Damit die Steine aufeinander bleiben…
Predigt über Mt 7, 24-27 von Pfarrer Klaus Vogel am 9. Sonntag Trinitatis, 01. August 2021, gehalten in der Evangelischen Martinskirche zu Kraichtal-Münzesheim sowie in der Evangelischen Mauritiuskirche zu Kraichtal-Oberöwisheim im Präsenzgottesdienst
Predigt über Mt 7, 24-27
Kanzelgruß
Ein festes Fundament Mt 7, 24-27:
24 Wer nun auf das hört, was ich gesagt habe, und danach handelt, der ist klug. Man kann ihn mit einem Mann vergleichen, der sein Haus auf felsigen Grund baut.
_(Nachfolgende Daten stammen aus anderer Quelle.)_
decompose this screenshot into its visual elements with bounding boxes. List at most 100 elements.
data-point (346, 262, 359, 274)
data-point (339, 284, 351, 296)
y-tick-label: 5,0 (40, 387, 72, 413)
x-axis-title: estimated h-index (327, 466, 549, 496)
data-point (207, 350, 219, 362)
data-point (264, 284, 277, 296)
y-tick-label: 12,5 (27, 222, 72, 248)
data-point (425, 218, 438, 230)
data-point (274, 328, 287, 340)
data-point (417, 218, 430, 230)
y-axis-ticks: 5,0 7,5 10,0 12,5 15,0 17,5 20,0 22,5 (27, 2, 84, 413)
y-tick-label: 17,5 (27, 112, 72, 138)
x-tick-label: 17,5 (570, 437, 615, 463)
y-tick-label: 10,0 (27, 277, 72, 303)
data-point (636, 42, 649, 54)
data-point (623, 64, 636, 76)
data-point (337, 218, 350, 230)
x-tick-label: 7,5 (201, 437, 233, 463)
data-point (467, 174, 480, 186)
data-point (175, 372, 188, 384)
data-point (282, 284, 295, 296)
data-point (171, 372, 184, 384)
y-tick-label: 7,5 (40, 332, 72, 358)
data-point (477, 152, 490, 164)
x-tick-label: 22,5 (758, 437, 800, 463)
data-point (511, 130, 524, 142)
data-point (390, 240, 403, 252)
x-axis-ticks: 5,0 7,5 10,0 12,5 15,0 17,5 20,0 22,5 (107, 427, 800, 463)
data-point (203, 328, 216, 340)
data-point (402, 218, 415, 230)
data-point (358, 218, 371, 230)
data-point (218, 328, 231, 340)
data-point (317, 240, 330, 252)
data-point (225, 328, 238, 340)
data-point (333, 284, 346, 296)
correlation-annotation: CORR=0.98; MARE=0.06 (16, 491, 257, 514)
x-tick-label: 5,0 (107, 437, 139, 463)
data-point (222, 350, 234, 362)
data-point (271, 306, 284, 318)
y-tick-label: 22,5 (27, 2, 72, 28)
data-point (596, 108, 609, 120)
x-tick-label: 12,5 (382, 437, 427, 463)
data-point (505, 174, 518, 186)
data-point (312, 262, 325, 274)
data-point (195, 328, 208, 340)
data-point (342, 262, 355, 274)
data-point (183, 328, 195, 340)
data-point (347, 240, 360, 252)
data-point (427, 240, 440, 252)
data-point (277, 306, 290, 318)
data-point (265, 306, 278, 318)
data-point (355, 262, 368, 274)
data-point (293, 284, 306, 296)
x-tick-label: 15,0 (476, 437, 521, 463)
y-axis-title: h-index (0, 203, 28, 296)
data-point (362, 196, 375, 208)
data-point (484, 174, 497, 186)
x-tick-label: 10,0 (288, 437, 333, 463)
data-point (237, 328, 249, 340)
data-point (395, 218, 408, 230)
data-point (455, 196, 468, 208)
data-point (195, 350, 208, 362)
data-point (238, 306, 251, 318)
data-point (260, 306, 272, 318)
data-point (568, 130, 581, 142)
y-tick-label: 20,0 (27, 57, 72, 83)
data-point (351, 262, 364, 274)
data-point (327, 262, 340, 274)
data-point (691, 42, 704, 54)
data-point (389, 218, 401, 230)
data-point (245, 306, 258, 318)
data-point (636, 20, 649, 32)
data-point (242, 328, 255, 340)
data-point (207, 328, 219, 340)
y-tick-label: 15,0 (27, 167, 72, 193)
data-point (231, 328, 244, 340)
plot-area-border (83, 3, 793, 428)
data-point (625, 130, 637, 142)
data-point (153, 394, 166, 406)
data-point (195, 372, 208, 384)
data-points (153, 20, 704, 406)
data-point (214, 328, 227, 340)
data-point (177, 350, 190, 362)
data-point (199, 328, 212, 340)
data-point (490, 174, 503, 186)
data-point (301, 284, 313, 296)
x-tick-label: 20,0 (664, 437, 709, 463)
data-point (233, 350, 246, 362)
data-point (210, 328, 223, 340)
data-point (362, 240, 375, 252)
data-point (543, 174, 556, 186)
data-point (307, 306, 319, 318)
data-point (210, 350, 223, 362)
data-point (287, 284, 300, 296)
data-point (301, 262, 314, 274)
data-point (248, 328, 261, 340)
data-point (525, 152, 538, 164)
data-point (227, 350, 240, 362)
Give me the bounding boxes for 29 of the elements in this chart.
25 Wenn ein Wolkenbruch niedergeht, das Hochwasser steigt und der Sturm am Haus rüttelt, wird es trotzdem nicht einstürzen, weil es auf Felsengrund gebaut ist.
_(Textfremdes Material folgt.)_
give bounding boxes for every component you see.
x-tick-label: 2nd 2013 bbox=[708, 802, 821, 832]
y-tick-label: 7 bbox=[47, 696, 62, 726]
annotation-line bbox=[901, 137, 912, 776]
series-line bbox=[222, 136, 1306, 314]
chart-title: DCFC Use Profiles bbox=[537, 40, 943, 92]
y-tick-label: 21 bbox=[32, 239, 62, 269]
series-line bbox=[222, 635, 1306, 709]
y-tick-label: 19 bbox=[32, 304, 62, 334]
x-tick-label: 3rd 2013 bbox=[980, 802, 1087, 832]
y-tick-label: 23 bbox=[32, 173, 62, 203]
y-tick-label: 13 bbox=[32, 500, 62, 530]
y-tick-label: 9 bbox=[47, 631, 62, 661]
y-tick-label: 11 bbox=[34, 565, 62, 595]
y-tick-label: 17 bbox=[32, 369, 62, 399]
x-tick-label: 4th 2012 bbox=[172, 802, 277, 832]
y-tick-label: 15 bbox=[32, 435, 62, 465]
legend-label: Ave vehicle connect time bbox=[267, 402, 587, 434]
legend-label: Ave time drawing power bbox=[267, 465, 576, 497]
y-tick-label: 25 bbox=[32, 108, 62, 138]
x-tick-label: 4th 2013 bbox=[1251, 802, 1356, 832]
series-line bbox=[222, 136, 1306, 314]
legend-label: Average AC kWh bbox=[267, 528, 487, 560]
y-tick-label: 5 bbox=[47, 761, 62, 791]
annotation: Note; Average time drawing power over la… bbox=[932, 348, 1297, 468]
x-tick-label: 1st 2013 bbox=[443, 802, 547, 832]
26 Wer sich meine Worte nur anhört, aber nicht danach lebt, der ist so unvernünftig wie einer, der sein Haus auf Sand baut.
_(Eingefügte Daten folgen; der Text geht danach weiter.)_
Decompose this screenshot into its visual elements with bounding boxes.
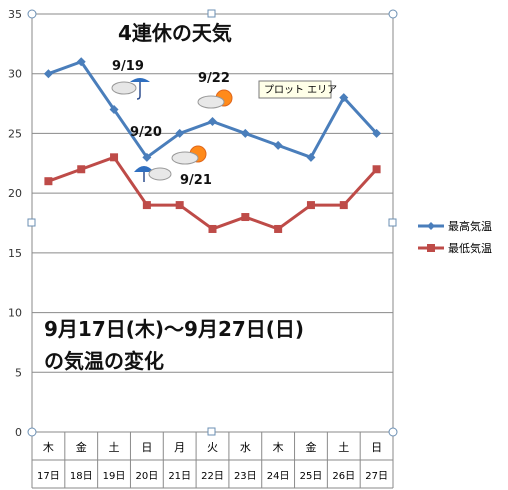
data-point-max[interactable] bbox=[175, 128, 185, 138]
x-tick-date: 22日 bbox=[201, 471, 224, 482]
data-point-max[interactable] bbox=[208, 116, 217, 126]
data-point-min[interactable] bbox=[110, 153, 119, 162]
handle-middle-right[interactable] bbox=[388, 218, 397, 227]
x-tick-date: 21日 bbox=[168, 471, 191, 482]
x-tick-date: 17日 bbox=[37, 471, 60, 482]
handle-top-right[interactable] bbox=[388, 9, 398, 19]
data-point-max[interactable] bbox=[306, 152, 316, 162]
plot-area-tooltip: プロット エリア bbox=[258, 80, 337, 99]
annotation-label-0919: 9/19 bbox=[112, 59, 144, 74]
y-tick-label: 0 bbox=[15, 426, 22, 439]
x-tick-day: 金 bbox=[76, 440, 87, 454]
data-point-min[interactable] bbox=[274, 224, 283, 233]
x-tick-date: 18日 bbox=[70, 471, 93, 482]
data-point-min[interactable] bbox=[208, 224, 217, 233]
x-tick-day: 土 bbox=[109, 441, 120, 454]
handle-bottom-left[interactable] bbox=[27, 427, 37, 437]
x-tick-day: 火 bbox=[207, 441, 218, 454]
data-point-max[interactable] bbox=[142, 152, 152, 162]
data-point-max[interactable] bbox=[43, 69, 53, 79]
data-point-min[interactable] bbox=[44, 177, 53, 186]
x-tick-date: 25日 bbox=[300, 471, 323, 482]
chart-subtitle-line2: の気温の変化 bbox=[44, 349, 164, 373]
x-tick-day: 木 bbox=[43, 441, 54, 454]
legend-label-min: 最低気温 bbox=[448, 241, 492, 255]
annotation-label-0922: 9/22 bbox=[198, 71, 230, 86]
y-tick-label: 10 bbox=[8, 307, 22, 320]
data-point-max[interactable] bbox=[339, 93, 349, 103]
annotation-label-0921: 9/21 bbox=[180, 173, 212, 188]
legend-label-max: 最高気温 bbox=[448, 219, 492, 233]
y-tick-label: 35 bbox=[8, 8, 22, 21]
data-point-max[interactable] bbox=[109, 105, 119, 115]
cloud-sun-icon bbox=[171, 145, 207, 165]
y-axis: 0 5 10 15 20 25 30 35 bbox=[8, 8, 22, 439]
x-tick-day: 水 bbox=[240, 441, 251, 454]
handle-bottom-middle[interactable] bbox=[207, 427, 216, 436]
x-tick-date: 26日 bbox=[332, 471, 355, 482]
handle-top-middle[interactable] bbox=[207, 9, 216, 18]
data-point-max[interactable] bbox=[240, 128, 250, 138]
handle-top-left[interactable] bbox=[27, 9, 37, 19]
data-point-min[interactable] bbox=[372, 165, 381, 174]
legend-item-max[interactable]: 最高気温 bbox=[418, 219, 492, 233]
data-point-max[interactable] bbox=[76, 57, 86, 67]
x-tick-date: 20日 bbox=[135, 471, 158, 482]
data-point-min[interactable] bbox=[241, 213, 250, 222]
y-tick-label: 25 bbox=[8, 127, 22, 140]
y-tick-label: 15 bbox=[8, 247, 22, 260]
x-tick-day: 土 bbox=[338, 441, 349, 454]
data-point-max[interactable] bbox=[372, 128, 382, 138]
tooltip-text: プロット エリア bbox=[264, 84, 337, 96]
annotation-label-0920: 9/20 bbox=[130, 125, 162, 140]
data-point-min[interactable] bbox=[142, 201, 151, 210]
handle-bottom-right[interactable] bbox=[388, 427, 398, 437]
x-tick-date: 24日 bbox=[267, 471, 290, 482]
x-tick-day: 日 bbox=[371, 441, 382, 454]
x-tick-day: 日 bbox=[141, 441, 152, 454]
y-tick-label: 30 bbox=[8, 68, 22, 81]
data-point-max[interactable] bbox=[273, 140, 283, 150]
x-axis: 木 17日 金 18日 土 19日 日 20日 月 21日 火 22日 水 23日 木 24日 金 25日 土 26日… bbox=[37, 440, 388, 482]
x-tick-day: 木 bbox=[273, 441, 284, 454]
x-tick-day: 金 bbox=[305, 440, 316, 454]
x-tick-date: 19日 bbox=[103, 471, 126, 482]
legend[interactable]: 最高気温 最低気温 bbox=[418, 219, 492, 255]
cloud-rain-icon bbox=[134, 166, 172, 182]
y-tick-label: 5 bbox=[15, 366, 22, 379]
selection-handles[interactable] bbox=[27, 9, 398, 437]
y-tick-label: 20 bbox=[8, 187, 22, 200]
data-point-min[interactable] bbox=[306, 201, 315, 210]
weather-annotations: 9/19 9/22 9/20 9/21 bbox=[111, 59, 233, 188]
x-tick-day: 月 bbox=[174, 441, 185, 454]
handle-middle-left[interactable] bbox=[27, 218, 36, 227]
data-point-min[interactable] bbox=[77, 165, 86, 174]
x-tick-date: 23日 bbox=[234, 471, 257, 482]
category-axis-table bbox=[31, 432, 394, 489]
legend-item-min[interactable]: 最低気温 bbox=[418, 241, 492, 255]
chart-subtitle-line1: 9月17日(木)〜9月27日(日) bbox=[44, 317, 304, 341]
cloud-sun-icon bbox=[197, 89, 233, 109]
data-point-min[interactable] bbox=[175, 201, 184, 210]
x-tick-date: 27日 bbox=[365, 471, 388, 482]
gridlines bbox=[32, 73, 393, 373]
data-point-min[interactable] bbox=[339, 201, 348, 210]
series-layer bbox=[43, 57, 382, 233]
chart-title: 4連休の天気 bbox=[118, 21, 232, 45]
rain-umbrella-icon bbox=[111, 78, 150, 100]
27 Denn wenn ein Wolkenbruch kommt, die Flüsse über ihre Ufer treten und der Sturm um das Haus tobt, wird es einstürzen; kein Stein wird auf dem anderen bleiben.«
Kanzelgebet
Liebe Gemeinde,
so bedrängend, aktuell und hautnah kommt uns ein sonntäglicher Predigttext selten. Zweimal ist die Rede von Wolkenbruch und Hochwasser; auch davon, dass Flüsse über die Ufer treten, das Sturm um das Haus tobt und Häuser einstürzen. Sofort haben wir Bilder dazu vor Augen, die uns das Fernsehen vor wenigen Tagen geliefert hat und zum Teil immer noch liefert. Bilder, die uns lange nicht verlassen werden. Bilder, die vielleicht bereits dazu geführt haben, dass Sie gedanklich schon abgeschweift sind, weil Sie Menschen kennen, die im Katastrophengebiet wohnen und betroffen sind, die vielleicht Hab und Gut verloren haben, bei deren Häusern kein Stein auf dem anderen geblieben ist.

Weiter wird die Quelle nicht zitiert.